Who Is Subject to the New Model?

All companies with legal form, except commercial banks, insurance companies, microfinance organisations, credit unions, pawnbrokers, oil and gas companies (for activities covered by the pre-1998 oil and gas law), and systematic electronic bookmakers.

These exceptions fall under the classic CIT model, in which tax is calculated annually on adjusted accounting profit. 

Old Model: Key Rules

For entities subject to the old model (essentially the financial sector), the standard rate is 15% (20% for banks). Returns are filed before 1 April following the tax year, with quarterly advance payments (25% × 4 = 100% of the previous year's CIT, due on 15 May, 15 July, 15 September, and 15 December).

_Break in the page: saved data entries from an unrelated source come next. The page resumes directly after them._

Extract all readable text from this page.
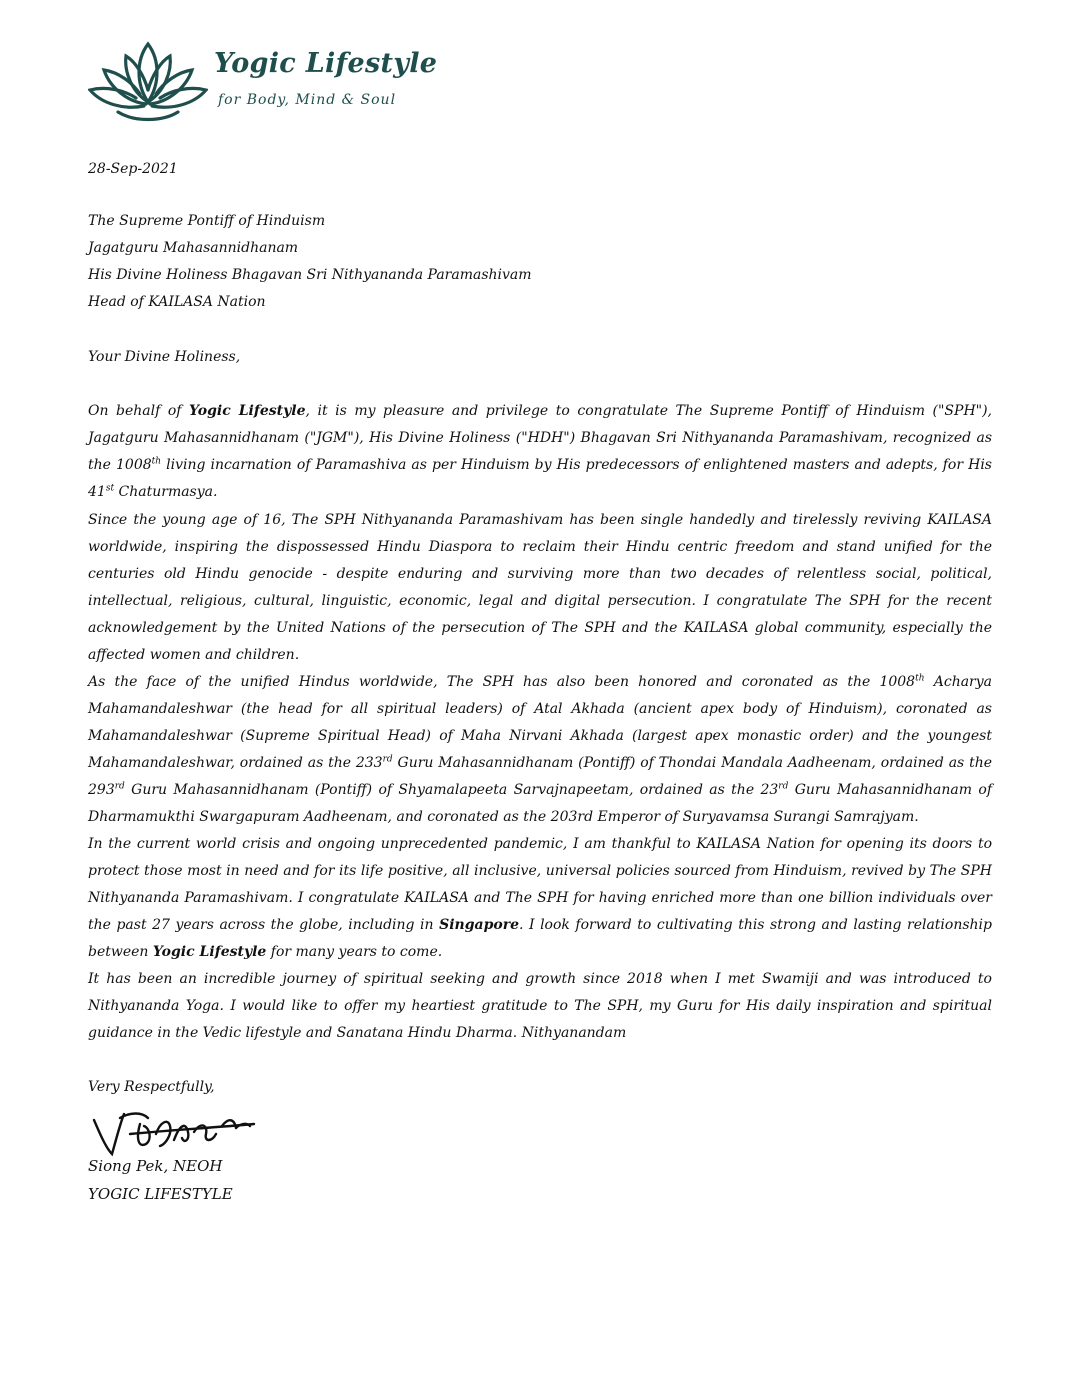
Yogic Lifestyle
for Body, Mind & Soul
28-Sep-2021
The Supreme Pontiff of Hinduism
Jagatguru Mahasannidhanam
His Divine Holiness Bhagavan Sri Nithyananda Paramashivam
Head of KAILASA Nation
Your Divine Holiness,

On behalf of Yogic Lifestyle, it is my pleasure and privilege to congratulate The Supreme Pontiff of Hinduism ("SPH"), Jagatguru Mahasannidhanam ("JGM"), His Divine Holiness ("HDH") Bhagavan Sri Nithyananda Paramashivam, recognized as the 1008th living incarnation of Paramashiva as per Hinduism by His predecessors of enlightened masters and adepts, for His 41st Chaturmasya.

Since the young age of 16, The SPH Nithyananda Paramashivam has been single handedly and tirelessly reviving KAILASA worldwide, inspiring the dispossessed Hindu Diaspora to reclaim their Hindu centric freedom and stand unified for the centuries old Hindu genocide - despite enduring and surviving more than two decades of relentless social, political, intellectual, religious, cultural, linguistic, economic, legal and digital persecution. I congratulate The SPH for the recent acknowledgement by the United Nations of the persecution of The SPH and the KAILASA global community, especially the affected women and children.

As the face of the unified Hindus worldwide, The SPH has also been honored and coronated as the 1008th Acharya Mahamandaleshwar (the head for all spiritual leaders) of Atal Akhada (ancient apex body of Hinduism), coronated as Mahamandaleshwar (Supreme Spiritual Head) of Maha Nirvani Akhada (largest apex monastic order) and the youngest Mahamandaleshwar, ordained as the 233rd Guru Mahasannidhanam (Pontiff) of Thondai Mandala Aadheenam, ordained as the 293rd Guru Mahasannidhanam (Pontiff) of Shyamalapeeta Sarvajnapeetam, ordained as the 23rd Guru Mahasannidhanam of Dharmamukthi Swargapuram Aadheenam, and coronated as the 203rd Emperor of Suryavamsa Surangi Samrajyam.

In the current world crisis and ongoing unprecedented pandemic, I am thankful to KAILASA Nation for opening its doors to protect those most in need and for its life positive, all inclusive, universal policies sourced from Hinduism, revived by The SPH Nithyananda Paramashivam. I congratulate KAILASA and The SPH for having enriched more than one billion individuals over the past 27 years across the globe, including in Singapore. I look forward to cultivating this strong and lasting relationship between Yogic Lifestyle for many years to come.

It has been an incredible journey of spiritual seeking and growth since 2018 when I met Swamiji and was introduced to Nithyananda Yoga. I would like to offer my heartiest gratitude to The SPH, my Guru for His daily inspiration and spiritual guidance in the Vedic lifestyle and Sanatana Hindu Dharma. Nithyanandam

Very Respectfully,
Siong Pek, NEOH
YOGIC LIFESTYLE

Deductions: all costs incurred to produce taxable income are deductible, subject to certain limits:

• Representation costs: capped at 1% of gross turnover

• Interest: limited to the annual rate set by the Minister of Finance

• Charitable donations: capped at 10% of net taxable profit

Depreciation: tangible fixed assets are depreciated on a declining balance basis across 5 groups (rates of 5% to 20%); intangible assets are depreciated on a straight-line basis over their useful life.

Losses: carried forward for 5 years (10 years upon request).

Transfer pricing: Georgia follows OECD principles for cross-border transactions between related parties or with entities in tax havens. An advance pricing agreement can be concluded with the administration.

Tax treaties: Georgia has signed more than 56 double taxation agreements (see the guide's annex for country-by-country details). Non-residents may request refunds of taxes wrongly withheld at source. 

Filing Frequency

• New model: monthly return, to be filed before the 15th of the following month

• Old model: annual return, to be filed before 1 April

Practical Benefits for Investors

The Estonian model offers significant operational advantages: cash available for reinvestment, no complex annual CIT calculation, fewer annual returns to prepare. Combined with the variety of free zones and special regimes, this system makes Georgia one of the most competitive corporate tax environments in Europe and Central Asia.